10-gigabit fiber-optic equipment mostly uses the SFP+ transceiver module standard. The switch or network card includes a long rectangular space which fits an optical transceiver that you buy separately. This allows the same cards and switches to be used with different kinds of fiber optics. In my case I used the 10GBASE-LR standard, which runs up to 10km on a pair of single-mode fibers. At higher bitrates, single-mode transceivers are more expensive and multi-mode transceivers are more commonly used for shorter links. However, at 10Gbps the price difference was minimal. The transceivers cost about 20 euros each (versus 10 for multi-mode), and the cable about 50 cents per meter. The dual-port NICs were 40 euros each on eBay.

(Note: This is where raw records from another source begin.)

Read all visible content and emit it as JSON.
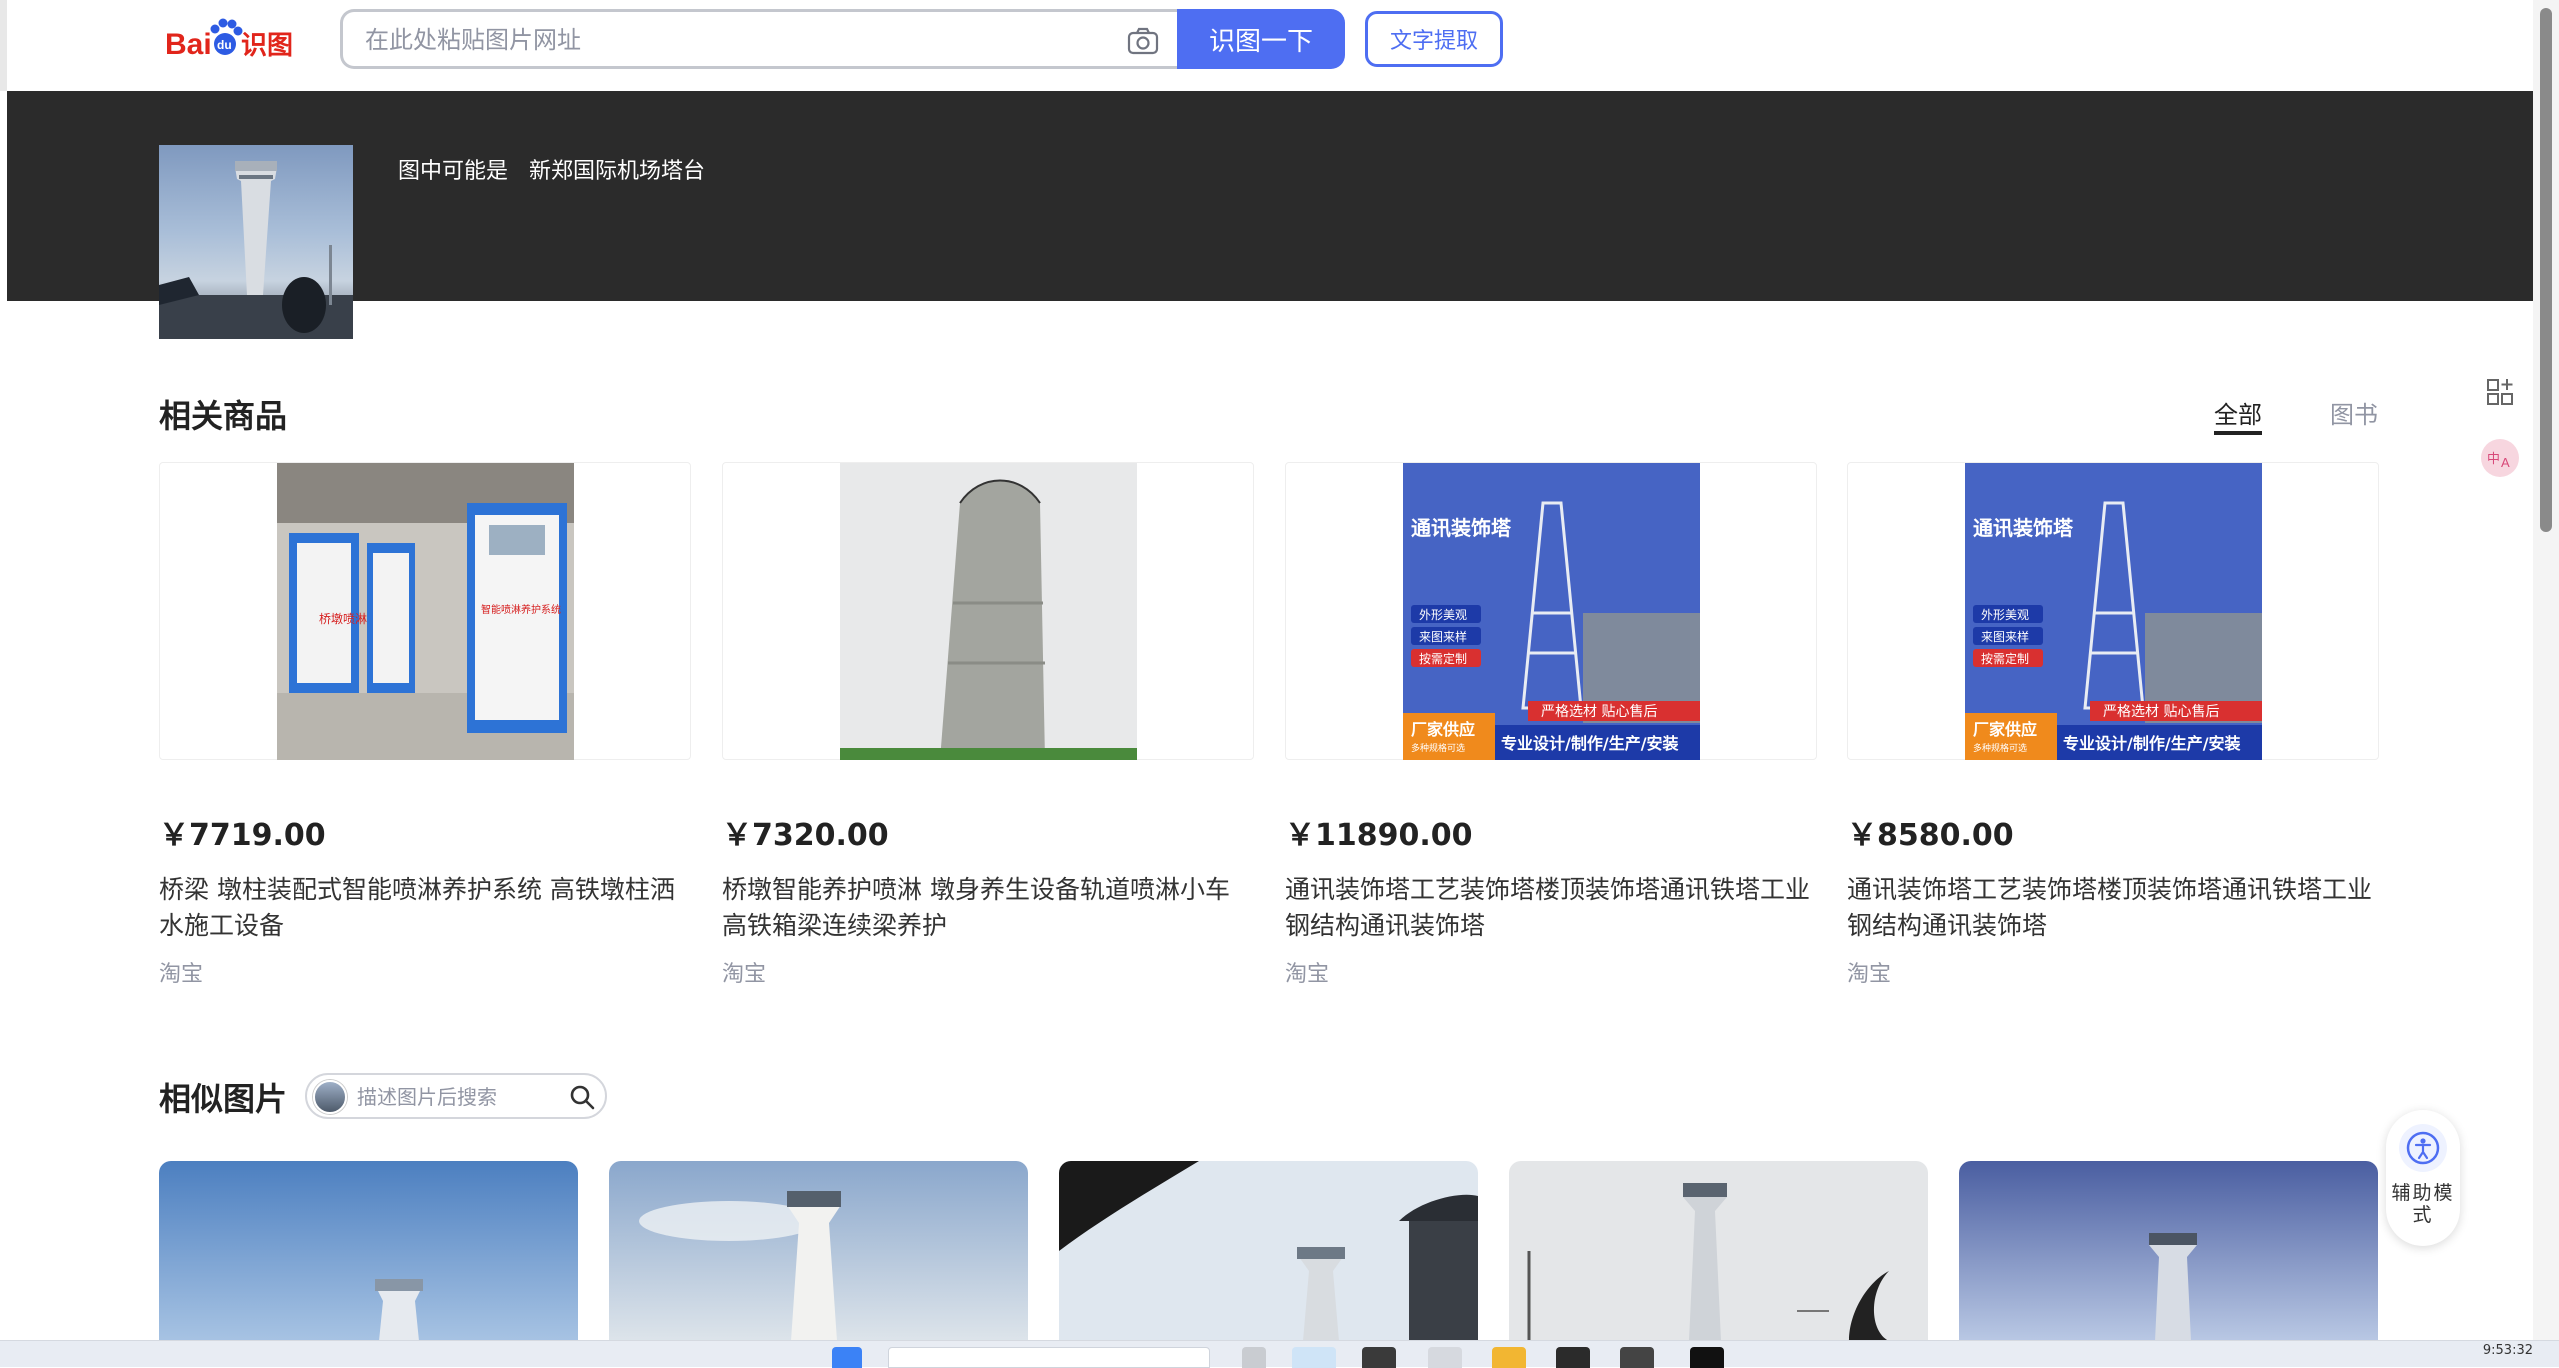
{
  "header": {
    "logo_text": "Baidu识图",
    "search_placeholder": "在此处粘贴图片网址",
    "search_button": "识图一下",
    "ocr_button": "文字提取"
  },
  "result": {
    "guess_label": "图中可能是",
    "guess_value": "新郑国际机场塔台"
  },
  "products_section": {
    "title": "相关商品",
    "tabs": [
      {
        "label": "全部",
        "active": true
      },
      {
        "label": "图书",
        "active": false
      }
    ],
    "items": [
      {
        "price": "￥7719.00",
        "title": "桥梁 墩柱装配式智能喷淋养护系统 高铁墩柱洒水施工设备",
        "source": "淘宝"
      },
      {
        "price": "￥7320.00",
        "title": "桥墩智能养护喷淋 墩身养生设备轨道喷淋小车 高铁箱梁连续梁养护",
        "source": "淘宝"
      },
      {
        "price": "￥11890.00",
        "title": "通讯装饰塔工艺装饰塔楼顶装饰塔通讯铁塔工业钢结构通讯装饰塔",
        "source": "淘宝"
      },
      {
        "price": "￥8580.00",
        "title": "通讯装饰塔工艺装饰塔楼顶装饰塔通讯铁塔工业钢结构通讯装饰塔",
        "source": "淘宝"
      }
    ],
    "product_image_text": {
      "tower_title": "通讯装饰塔",
      "tags": [
        "外形美观",
        "来图来样",
        "按需定制"
      ],
      "bottom_left": "厂家供应",
      "bottom_left_small": "多种规格可选",
      "bottom_right_top": "严格选材 贴心售后",
      "bottom_right": "专业设计/制作/生产/安装",
      "cabinet_label": "桥墩喷淋",
      "cabinet_label_2": "智能喷淋养护系统"
    }
  },
  "similar_section": {
    "title": "相似图片",
    "search_placeholder": "描述图片后搜索"
  },
  "assist": {
    "label": "辅助模式"
  },
  "taskbar": {
    "clock": "9:53:32"
  },
  "colors": {
    "brand_blue": "#4e6ef2",
    "band_dark": "#2b2b2b",
    "muted_text": "#9195a3"
  }
}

SFP+ modules have metadata ROM chips to identify them. Some switches are very picky about the modules they will accept, so vendors sell identical modules with different ROM contents. The camp network team recommended Juniper metadata for their end. I realized after I had all the equipment together and tested it at home, that my NICs are from Intel and only want Intel transceiver modules. Luckily, this check can be easily disabled with a driver option: sudo rmmod ixgbe; sudo modprobe ixgbe allow_unsupported_sfp=1,1
I managed to sustain about 500Mbps up and 500Mbps down of useful traffic, so really, I didn't need the 10G except for Pixelflut. Another camper managed to exceed this level, but I found out he was using several times more hardware, for only 60% more traffic, so that means I did just fine in the traffic "competition".
The highest level of useful traffic I managed was about 4500Mbps, but it wasn't sustainable.
I installed netdata (open source edition) to have a dashboard. It's a bit weird, as upload traffic counts as negative numbers.